Então, se poderia falar de luto prescrito pelo Estado?

Com certeza. Muitos iranianos criticam o fato não ter havido funerais após a brutal repressão dos protestos de novembro, com várias centenas de mortes. Isso mostra a gritante dupla moral.

Multidão no sepultamento de Soleimani em Kerman. Quem se recusa a participar de manifestações estatais pode ser punidoFoto: Getty Images/AFP/A. Kenare

No Irã, o luto pela morte de Soleimani é grande. Como as notícias foram recebidas em outros países do Oriente Médio?

Fora das fronteiras do Irã, especialmente nos países em que as tropas iranianas estiveram ativas sob a liderança de Soleimani, o assassinato do general é avaliado de forma totalmente oposta: registraram-se cenas de alegria nas ruas do Iraque, Síria e dos territórios palestinos.
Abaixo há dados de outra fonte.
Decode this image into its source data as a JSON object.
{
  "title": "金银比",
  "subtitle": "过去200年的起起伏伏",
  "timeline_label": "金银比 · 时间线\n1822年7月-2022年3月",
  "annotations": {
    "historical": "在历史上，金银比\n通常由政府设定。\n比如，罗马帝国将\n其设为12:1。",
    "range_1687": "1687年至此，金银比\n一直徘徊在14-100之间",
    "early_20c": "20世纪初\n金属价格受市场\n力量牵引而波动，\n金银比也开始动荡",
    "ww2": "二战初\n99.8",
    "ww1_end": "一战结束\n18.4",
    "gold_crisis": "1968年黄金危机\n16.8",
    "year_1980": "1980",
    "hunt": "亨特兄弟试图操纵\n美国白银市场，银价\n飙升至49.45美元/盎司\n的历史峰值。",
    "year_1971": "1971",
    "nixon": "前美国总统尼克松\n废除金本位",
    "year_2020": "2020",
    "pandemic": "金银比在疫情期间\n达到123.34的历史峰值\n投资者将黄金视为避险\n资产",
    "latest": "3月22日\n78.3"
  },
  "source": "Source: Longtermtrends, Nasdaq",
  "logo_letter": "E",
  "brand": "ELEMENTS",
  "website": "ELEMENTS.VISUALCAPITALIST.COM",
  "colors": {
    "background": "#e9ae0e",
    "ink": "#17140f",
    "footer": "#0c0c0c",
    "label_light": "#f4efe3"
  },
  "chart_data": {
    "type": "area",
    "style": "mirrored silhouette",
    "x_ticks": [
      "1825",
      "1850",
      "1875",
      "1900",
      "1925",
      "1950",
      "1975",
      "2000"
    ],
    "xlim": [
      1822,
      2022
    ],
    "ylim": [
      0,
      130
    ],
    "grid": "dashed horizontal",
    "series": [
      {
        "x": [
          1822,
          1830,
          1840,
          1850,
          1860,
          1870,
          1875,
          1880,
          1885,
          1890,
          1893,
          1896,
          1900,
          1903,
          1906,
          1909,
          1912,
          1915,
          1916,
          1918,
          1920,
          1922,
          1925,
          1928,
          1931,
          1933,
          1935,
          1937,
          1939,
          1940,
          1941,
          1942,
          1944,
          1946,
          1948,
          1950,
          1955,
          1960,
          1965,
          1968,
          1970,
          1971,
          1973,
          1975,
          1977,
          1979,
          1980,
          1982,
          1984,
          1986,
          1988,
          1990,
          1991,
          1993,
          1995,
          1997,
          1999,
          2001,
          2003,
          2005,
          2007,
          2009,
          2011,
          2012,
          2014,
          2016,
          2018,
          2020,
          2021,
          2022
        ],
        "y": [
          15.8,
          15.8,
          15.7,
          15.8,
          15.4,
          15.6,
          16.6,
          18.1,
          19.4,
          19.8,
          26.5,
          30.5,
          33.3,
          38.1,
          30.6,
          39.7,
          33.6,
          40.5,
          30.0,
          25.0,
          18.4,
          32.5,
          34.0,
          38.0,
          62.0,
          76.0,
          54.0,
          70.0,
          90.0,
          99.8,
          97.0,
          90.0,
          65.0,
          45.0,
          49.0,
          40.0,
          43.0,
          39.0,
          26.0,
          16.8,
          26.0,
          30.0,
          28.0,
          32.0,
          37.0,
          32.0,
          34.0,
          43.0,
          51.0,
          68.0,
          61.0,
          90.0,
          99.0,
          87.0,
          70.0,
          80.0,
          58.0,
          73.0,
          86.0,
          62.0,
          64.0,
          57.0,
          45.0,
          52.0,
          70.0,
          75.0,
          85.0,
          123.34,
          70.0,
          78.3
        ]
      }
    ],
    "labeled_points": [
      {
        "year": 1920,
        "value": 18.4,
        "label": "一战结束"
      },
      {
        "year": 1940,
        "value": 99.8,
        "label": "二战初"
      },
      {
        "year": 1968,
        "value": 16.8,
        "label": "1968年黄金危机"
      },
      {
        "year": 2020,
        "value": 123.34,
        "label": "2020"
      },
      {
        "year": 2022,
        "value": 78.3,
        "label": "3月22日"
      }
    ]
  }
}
Qassim Soleimani era visto como o rosto e o arquiteto da política regional iraniana, como alguém com mãos ensanguentadas – seja através do apoio ao regime de Assad na Síria ou do controle de milicianos iraquianos vinculados ao Irã e que recentemente desempenharam um papel importante na repressão brutal aos protestos ocorridos no Iraque desde o início de outubro. Essa repressão foi ordenada por Soleimani, e essas pessoas consideram o assassinato dele uma libertação.

Até algumas semanas atrás, muitos saíram às ruas do Irã, protestando contra as condições de vida precárias. Nada disso se vê no luto aparentemente coletivo. Como uma coisa combina com a outra?

Isso realmente tem a ver com o fato de os funerais serem principalmente encenações estatais, em que se deve demonstrar unidade internamente, mas, acima de tudo, externamente. Dentro de um sistema altamente autoritário como o iraniano, não existem protestos e manifestações livres.

Mas, em vista dessas imagens, não se deve concluir que todos os iranianos apoiem monoliticamente sua liderança. O assassinato de Soleimani não muda nada na miséria socioeconômica e nas críticas do povo iraniano a um regime repressivo, ao qual Soleimani obviamente também pertencia. Em momentos como este, eles apenas se contêm e não saem às ruas, o que normalmente já é muito perigoso, mas agora mais perigoso ainda. O episódio de Soleimani e a orgia de manifestações estatais sob um controle bastante efetivo encobrem muitas realidades no Irã que continuam fervendo sob a superfície.